I just discovered the Red Pitaya board and borrowed a unit to play during this weekend. It seems there is a real buzz starting around this Open source board and ecosystem since they started to be distributed by RS components. It seems to be issued from a successful crowd-funding that started in 2013.
For detailed info see their website: Redpitaya site Basically it is a physical board the size of an Arduino Mega 2560 which runs a dual core ARM under a Linux flavor and provide Web server applications, along with a Virtex FPGA driving high frequency acquisition hardware. Basic functionality consist in 2 Data acquisition 50MS/s 14bits built-in channels and two other built-in channels for signal generation + memory and all the stuff . So basically it is the combination of a dual channel 14 bits 50Mhz scope and a arbitrary waveform synthesizer, plus a couple of I/O's and slow(?) 100kHz ADC inputs, so it can be used for controlling external hardware like a Raspberry Pi or (to a lesser extend I believe) like an Arduino.
It seems that the guys from Matlab and National Instruments are already proposing seamless interfaces to their respective ecosystems.

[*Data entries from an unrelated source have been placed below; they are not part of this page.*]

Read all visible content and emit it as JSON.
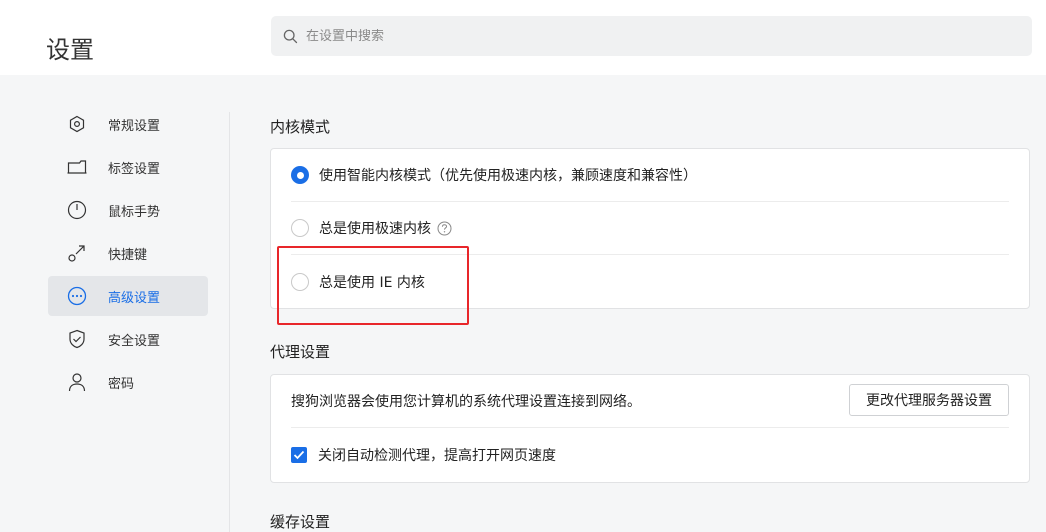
{
  "header": {
    "title": "设置",
    "search_placeholder": "在设置中搜索"
  },
  "sidebar": {
    "items": [
      {
        "label": "常规设置",
        "icon": "hexagon-icon"
      },
      {
        "label": "标签设置",
        "icon": "tab-icon"
      },
      {
        "label": "鼠标手势",
        "icon": "mouse-icon"
      },
      {
        "label": "快捷键",
        "icon": "shortcut-icon"
      },
      {
        "label": "高级设置",
        "icon": "more-circle-icon",
        "active": true
      },
      {
        "label": "安全设置",
        "icon": "shield-icon"
      },
      {
        "label": "密码",
        "icon": "user-icon"
      }
    ]
  },
  "kernel": {
    "title": "内核模式",
    "options": [
      {
        "label": "使用智能内核模式（优先使用极速内核，兼顾速度和兼容性）",
        "selected": true
      },
      {
        "label": "总是使用极速内核",
        "selected": false
      },
      {
        "label": "总是使用 IE 内核",
        "selected": false
      }
    ]
  },
  "proxy": {
    "title": "代理设置",
    "description": "搜狗浏览器会使用您计算机的系统代理设置连接到网络。",
    "button_label": "更改代理服务器设置",
    "checkbox_label": "关闭自动检测代理，提高打开网页速度",
    "checkbox_checked": true
  },
  "cache": {
    "title": "缓存设置"
  },
  "colors": {
    "accent": "#1a6ee6",
    "highlight": "#e8262a"
  }
}
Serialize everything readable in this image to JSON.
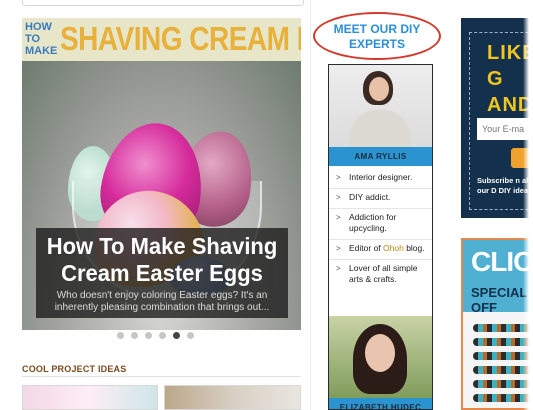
{
  "hero": {
    "banner_how_to": "HOW TO MAKE",
    "banner_title": "SHAVING CREAM EGGS",
    "headline": "How To Make Shaving Cream Easter Eggs",
    "excerpt": "Who doesn't enjoy coloring Easter eggs? It's an inherently pleasing combination that brings out...",
    "slides": 6,
    "active_slide": 5
  },
  "cool_projects": {
    "label": "COOL PROJECT IDEAS"
  },
  "experts": {
    "callout": "MEET OUR DIY EXPERTS",
    "expert1": {
      "name": "AMA RYLLIS",
      "bio": [
        {
          "text": "Interior designer."
        },
        {
          "text": "DIY addict."
        },
        {
          "text": "Addiction for upcycling."
        },
        {
          "pre": "Editor of ",
          "link": "Ohoh",
          "post": " blog."
        },
        {
          "text": "Lover of all simple arts & crafts."
        }
      ]
    },
    "expert2": {
      "name": "ELIZABETH HUDEC"
    }
  },
  "newsletter": {
    "heading": "LIKE G AND A",
    "email_placeholder": "Your E-ma",
    "subscribe_text": "Subscribe n about our D DIY ideas"
  },
  "ad": {
    "click": "CLICK",
    "offer": "SPECIAL OFF"
  },
  "colors": {
    "expert_bar": "#2b93cf",
    "callout_ring": "#d23a2c",
    "banner_title": "#e7b13c",
    "newsletter_bg": "#13304c",
    "newsletter_heading": "#f1c51e"
  }
}
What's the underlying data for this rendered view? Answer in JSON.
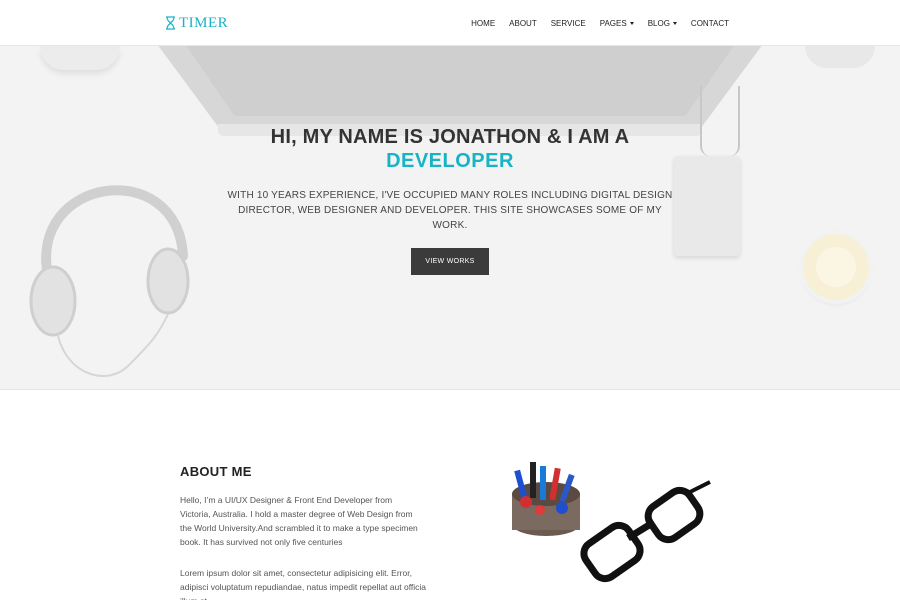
{
  "brand": {
    "name": "TIMER",
    "color": "#17b3c6"
  },
  "nav": {
    "items": [
      {
        "label": "HOME",
        "dropdown": false
      },
      {
        "label": "ABOUT",
        "dropdown": false
      },
      {
        "label": "SERVICE",
        "dropdown": false
      },
      {
        "label": "PAGES",
        "dropdown": true
      },
      {
        "label": "BLOG",
        "dropdown": true
      },
      {
        "label": "CONTACT",
        "dropdown": false
      }
    ]
  },
  "hero": {
    "title": "HI, MY NAME IS JONATHON & I AM A",
    "role": "DEVELOPER",
    "description": "WITH 10 YEARS EXPERIENCE, I'VE OCCUPIED MANY ROLES INCLUDING DIGITAL DESIGN DIRECTOR, WEB DESIGNER AND DEVELOPER. THIS SITE SHOWCASES SOME OF MY WORK.",
    "button_label": "VIEW WORKS"
  },
  "about": {
    "title": "ABOUT ME",
    "paragraph1": "Hello, I’m a UI/UX Designer & Front End Developer from Victoria, Australia. I hold a master degree of Web Design from the World University.And scrambled it to make a type specimen book. It has survived not only five centuries",
    "paragraph2": "Lorem ipsum dolor sit amet, consectetur adipisicing elit. Error, adipisci voluptatum repudiandae, natus impedit repellat aut officia illum at"
  },
  "colors": {
    "accent": "#17b3c6",
    "button": "#3b3b3b",
    "hero_bg": "#f3f3f3"
  }
}
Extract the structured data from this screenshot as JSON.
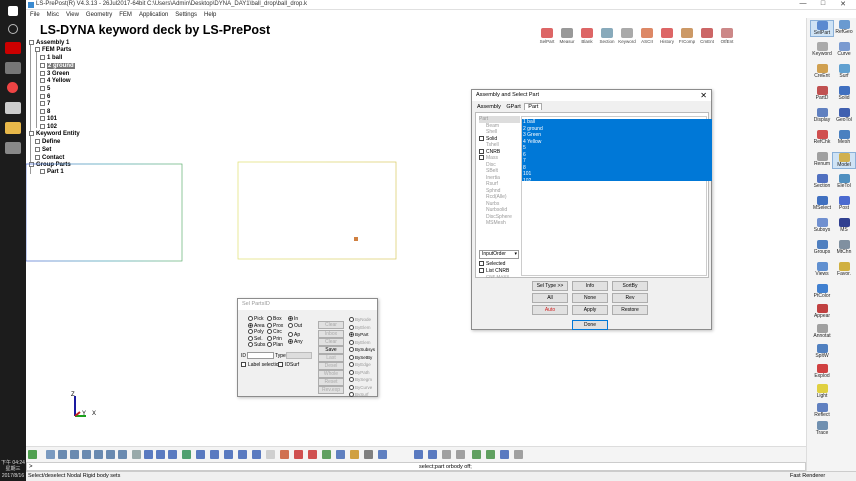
{
  "window": {
    "title": "LS-PrePost(R) V4.3.13 - 26Jul2017-64bit C:\\Users\\Admin\\Desktop\\DYNA_DAY1\\ball_drop\\ball_drop.k",
    "controls": [
      "—",
      "□",
      "✕"
    ]
  },
  "menubar": [
    "File",
    "Misc",
    "View",
    "Geometry",
    "FEM",
    "Application",
    "Settings",
    "Help"
  ],
  "deck_title": "LS-DYNA keyword deck by LS-PrePost",
  "tree": {
    "assembly": "Assembly 1",
    "fem_parts": "FEM Parts",
    "parts": [
      "1 ball",
      "2 ground",
      "3 Green",
      "4 Yellow",
      "5",
      "6",
      "7",
      "8",
      "101",
      "102"
    ],
    "others": [
      "Keyword Entity",
      "Define",
      "Set",
      "Contact",
      "Group Parts",
      "Part 1"
    ]
  },
  "top_toolbar": [
    "SelPart",
    "Measur",
    "Blank",
    "Section",
    "Keyword",
    "ASCII",
    "History",
    "FrComp",
    "CmEnt",
    "OtfEnt"
  ],
  "right_panel": [
    "SelPart",
    "RefGeo",
    "Keyword",
    "Curve",
    "CreEnt",
    "Surf",
    "PartD",
    "Solid",
    "Display",
    "GeoTol",
    "RefChk",
    "Mesh",
    "Renum",
    "Model",
    "Section",
    "EleTol",
    "MSelect",
    "Post",
    "Subsys",
    "MS",
    "Groups",
    "MtChn",
    "Views",
    "Favor.",
    "PtColor",
    "Appear",
    "Annotat",
    "SpltW",
    "Explod",
    "Light",
    "Reflect",
    "Trace"
  ],
  "assembly_dialog": {
    "title": "Assembly and Select Part",
    "tabs": [
      "Assembly",
      "GPart",
      "Part"
    ],
    "entity_types": [
      "Part",
      "Beam",
      "Shell",
      "Solid",
      "Tshell",
      "CNRB",
      "Mass",
      "Disc",
      "SBelt",
      "Inertia",
      "Rsurf",
      "Sphnd",
      "Rcd(Alle)",
      "Nurbs",
      "Nurbsolid",
      "DiscSphere",
      "MSMesh"
    ],
    "input_order": "InputOrder",
    "selected_label": "Selected",
    "list_label": "List CNRB",
    "footer_note": "CNF MASS",
    "part_list": [
      "1 ball",
      "2 ground",
      "3 Green",
      "4 Yellow",
      "5",
      "6",
      "7",
      "8",
      "101",
      "102"
    ],
    "buttons": [
      "Sel Type >>",
      "Info",
      "SortBy",
      "All",
      "None",
      "Rev",
      "Auto",
      "Apply",
      "Restore"
    ],
    "done": "Done"
  },
  "sel_dialog": {
    "title": "Sel PartsID",
    "col1": [
      "Pick",
      "Area",
      "Poly",
      "Sel.",
      "Subs"
    ],
    "col2": [
      "Box",
      "Prox",
      "Circ",
      "Prin",
      "Plan"
    ],
    "col3": [
      "In",
      "Out",
      "Ap",
      "Any"
    ],
    "buttons": [
      "Clear",
      "Inbox",
      "Clear",
      "Save",
      "Last",
      "Desel",
      "Whole",
      "Reset",
      "Rev.exp"
    ],
    "right_options": [
      "ByNode",
      "ByElem",
      "ByPart",
      "ByElem",
      "BySubsys",
      "BySetBy",
      "ByEdge",
      "ByPath",
      "BySegm",
      "ByCurve",
      "BySurf"
    ],
    "id_label": "ID",
    "type_label": "Type",
    "label_selection": "Label selection",
    "id_surf": "IDSurf"
  },
  "command_line": ">",
  "command_echo": "select;part orbody off;",
  "status_left": "Select/deselect Nodal Rigid body sets",
  "status_right": "Fast Renderer",
  "axis": {
    "x": "X",
    "y": "Y",
    "z": "Z"
  },
  "clock": [
    "下午 04:24",
    "星期三",
    "2017/8/16"
  ],
  "colors": {
    "selection": "#0078d7",
    "mesh_blue": "#3c78c8",
    "mesh_yellow": "#d8d870"
  }
}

It also exists on Python, C,etc... and will shortly use Web UI application development(whatever it is...I am not specialist). The last but not the least is that this board is sold about $325 (count +$100 for a complete kit with 2 scope probes and housing) or 300 for the full kit in Europe. It is amazingly cheaper than the sum of the two instruments it can replace, knowing also that the combination of the board ressources allow building standalone virtual instruments like a LCR meter and has the power to drive external sensors or actuators. Of course I have not tried it intensively so I am maybe a bit overenthusiastic... :)
Nevertheless I was a bit disappointed not to find any reference to Mathematica on the Red Pitaya forum, nor did I find any reference to Red Pitaya on Mathematica Stack Exchange. Following some advice, I post here to get some feedback from potential users or developpers who has heard about the thing or thinks it could be interesting.
My first question was "Can someone give me some leads to a tutorial that shows how to start with the board? " , but it seems that there is no such tutorial available yet, not on devices.wolfram.com anyway. So maybe this post can trigger some interest in the developer's community so they can give some advices of "how to start", such as: - should I go to use pitaya C libraries and call them from Mathematica? - is there an easy way to communicate from Mathematica through Ethernet with the board? - Is the use of MathLink a good start? - Is it possible to call the Malab interface from Mathematica?...all these different approach and I am probably far away from a good approach since I am not specialist AT ALL of these interoperability questions from Mathematica to other environment. My need: In the beginning I just want to store and process a digitized waveform with Mathematica and/or generate an arbitrary waveform, built with Mathematica.
BTW, on Mathematica stack-exchange I have been asked also to give a feedback of why I think connecting this device to Mathematica is important... well, my feeling is that if there are so many other dta acquisition or data processing ecosystems that are interested to join the Redpitaya community is that there is some interest. My personal feeling is that the board could be like an Arduino adventure in the domain of Intrumentations, & data acquisition. And from a professional viewpoint , using this board to prototype real-time hardware in the loop systems would be a dream with Mathematica!